Sunday 6 December 2009

Plumbing key to flowering plants’ evolutionary success

The evolution of an efficient water transport system may be how flowering plants came to dominate terrestrial plant life 60-70 million years ago.

According to Tim Brodribb at the University of Tasmania, efficient water-conducting vessels allowed flowering plants, called angiosperms, to double their photosynthetic rate, providing them with more carbon for growth and reproduction.

With their increased productivity, angiosperms overtook the then-dominant gymnosperms to represent more than 96 percent of vascular plant species today.

Plant plumbing


With Taylor Field at the University of Tennessee, Brodribb studied 504 living angiosperm species, as well as 89 living and 166 extinct non-angiosperm species.

The data set was analysed against fossil data to infer the evolution of angiosperms through time.

Early angiosperms were found to have relatively few water-conducting veins in their leaves. However, by the Late Cretaceous about 95 million years ago, angiosperms’ leaf vein density had increased by more than 150 percent, to become three times that of gymnosperms.
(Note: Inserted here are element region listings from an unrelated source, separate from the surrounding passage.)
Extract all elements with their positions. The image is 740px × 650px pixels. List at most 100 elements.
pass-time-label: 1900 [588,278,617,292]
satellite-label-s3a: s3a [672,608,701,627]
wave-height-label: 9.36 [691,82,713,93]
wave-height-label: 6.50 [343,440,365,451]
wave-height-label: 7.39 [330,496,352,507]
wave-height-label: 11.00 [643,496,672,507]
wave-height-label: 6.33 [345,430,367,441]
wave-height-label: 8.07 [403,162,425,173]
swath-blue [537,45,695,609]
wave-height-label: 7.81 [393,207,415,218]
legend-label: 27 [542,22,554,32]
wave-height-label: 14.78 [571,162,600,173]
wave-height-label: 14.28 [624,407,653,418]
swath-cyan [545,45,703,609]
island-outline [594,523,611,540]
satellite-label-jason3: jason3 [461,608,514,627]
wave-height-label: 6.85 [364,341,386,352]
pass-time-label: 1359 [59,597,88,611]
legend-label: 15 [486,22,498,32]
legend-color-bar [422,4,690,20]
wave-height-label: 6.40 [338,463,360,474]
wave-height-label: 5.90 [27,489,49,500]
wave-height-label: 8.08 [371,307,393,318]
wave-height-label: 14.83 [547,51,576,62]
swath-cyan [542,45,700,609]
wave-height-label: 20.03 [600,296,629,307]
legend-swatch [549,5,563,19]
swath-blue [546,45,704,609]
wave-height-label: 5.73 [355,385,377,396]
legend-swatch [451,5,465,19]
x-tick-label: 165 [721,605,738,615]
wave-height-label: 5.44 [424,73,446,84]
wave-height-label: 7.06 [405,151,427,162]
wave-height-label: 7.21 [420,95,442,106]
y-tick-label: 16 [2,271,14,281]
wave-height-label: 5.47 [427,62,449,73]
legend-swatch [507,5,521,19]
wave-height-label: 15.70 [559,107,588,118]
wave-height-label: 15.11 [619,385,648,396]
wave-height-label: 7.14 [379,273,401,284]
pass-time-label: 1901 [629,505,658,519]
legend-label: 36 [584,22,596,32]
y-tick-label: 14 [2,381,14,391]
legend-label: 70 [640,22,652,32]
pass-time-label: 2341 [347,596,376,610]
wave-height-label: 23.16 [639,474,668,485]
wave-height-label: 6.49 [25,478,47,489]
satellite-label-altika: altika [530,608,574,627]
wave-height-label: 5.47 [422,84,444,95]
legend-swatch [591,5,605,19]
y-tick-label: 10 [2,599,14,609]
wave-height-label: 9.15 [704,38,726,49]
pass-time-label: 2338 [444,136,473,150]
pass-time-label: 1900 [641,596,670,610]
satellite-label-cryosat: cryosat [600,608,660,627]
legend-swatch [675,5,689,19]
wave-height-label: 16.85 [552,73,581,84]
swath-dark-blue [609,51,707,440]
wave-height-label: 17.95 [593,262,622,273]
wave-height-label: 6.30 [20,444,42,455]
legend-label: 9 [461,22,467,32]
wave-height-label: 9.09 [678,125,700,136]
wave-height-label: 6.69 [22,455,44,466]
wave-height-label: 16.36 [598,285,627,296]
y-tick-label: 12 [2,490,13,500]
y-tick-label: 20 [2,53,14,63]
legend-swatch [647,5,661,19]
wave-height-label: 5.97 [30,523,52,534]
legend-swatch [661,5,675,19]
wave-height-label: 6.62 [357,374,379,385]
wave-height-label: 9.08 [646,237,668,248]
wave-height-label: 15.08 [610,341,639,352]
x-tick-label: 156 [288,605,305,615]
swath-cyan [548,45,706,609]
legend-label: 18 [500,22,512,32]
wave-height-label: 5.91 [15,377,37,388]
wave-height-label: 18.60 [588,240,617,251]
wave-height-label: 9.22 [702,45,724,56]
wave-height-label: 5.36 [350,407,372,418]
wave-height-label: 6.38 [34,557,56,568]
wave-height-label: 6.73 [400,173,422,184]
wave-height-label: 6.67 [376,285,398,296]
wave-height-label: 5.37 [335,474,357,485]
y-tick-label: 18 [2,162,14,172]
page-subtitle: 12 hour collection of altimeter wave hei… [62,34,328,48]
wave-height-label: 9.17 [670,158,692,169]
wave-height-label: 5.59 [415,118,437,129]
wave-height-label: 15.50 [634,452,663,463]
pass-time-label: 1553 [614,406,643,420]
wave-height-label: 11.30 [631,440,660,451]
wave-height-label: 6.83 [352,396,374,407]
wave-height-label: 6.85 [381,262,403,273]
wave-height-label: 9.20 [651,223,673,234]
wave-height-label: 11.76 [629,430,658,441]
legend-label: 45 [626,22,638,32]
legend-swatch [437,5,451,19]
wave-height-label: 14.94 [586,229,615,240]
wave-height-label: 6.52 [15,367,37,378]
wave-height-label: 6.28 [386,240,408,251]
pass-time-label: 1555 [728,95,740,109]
“Our study showed that very significant changes in the leaves of angiosperms occurred early in their evolution that changed them from being essentially just a flowering gymnosperm to being the powerhouses of modern biology,” Brodribb explains.

“Something happened late in the Cretaceous that enabled angiosperms to rapidly evolve leaves with very dense venation forming very highly efficient irrigation network which pushed photosynthetic performance far above their competitors.”

Darwin’s abominable mystery


In a letter to his friend Joseph Hooker in July 1879, Charles Darwin famously referred to the seemingly abrupt origin and rapid diversification of angiosperms as an ‘abominable mystery’.

There currently are no fossils or living ancestors that allow researchers to link angiosperms with their very different gymnosperm ancestors.

Meanwhile, the evolution of angiosperms has shaped climates and terrestrial biology, and is crucial to modern human civilisation because of our reliance on highly productive fruit, root and grain crops for food.

“All ecosystems were changed, pollinators evolved, the face of the planet was drastically modified indeed,” says Vincent Savolainen at the Imperial College London and Royal Botanic Gardens Kew.

“He [Darwin] was surprised that it was so sudden, angiosperms seemed to appear and hyper-diversify simultaneously.”

Brodribb hypothesises that declining humidity and carbon dioxide concentration during the Cretaceous may have caused angiosperms to increase leaf vein density in order to meet their transpirational requirements.

Moving forward, Brodribb and Field plan to study how leaves coordinate their photosynthetic performance with the development of plumbing.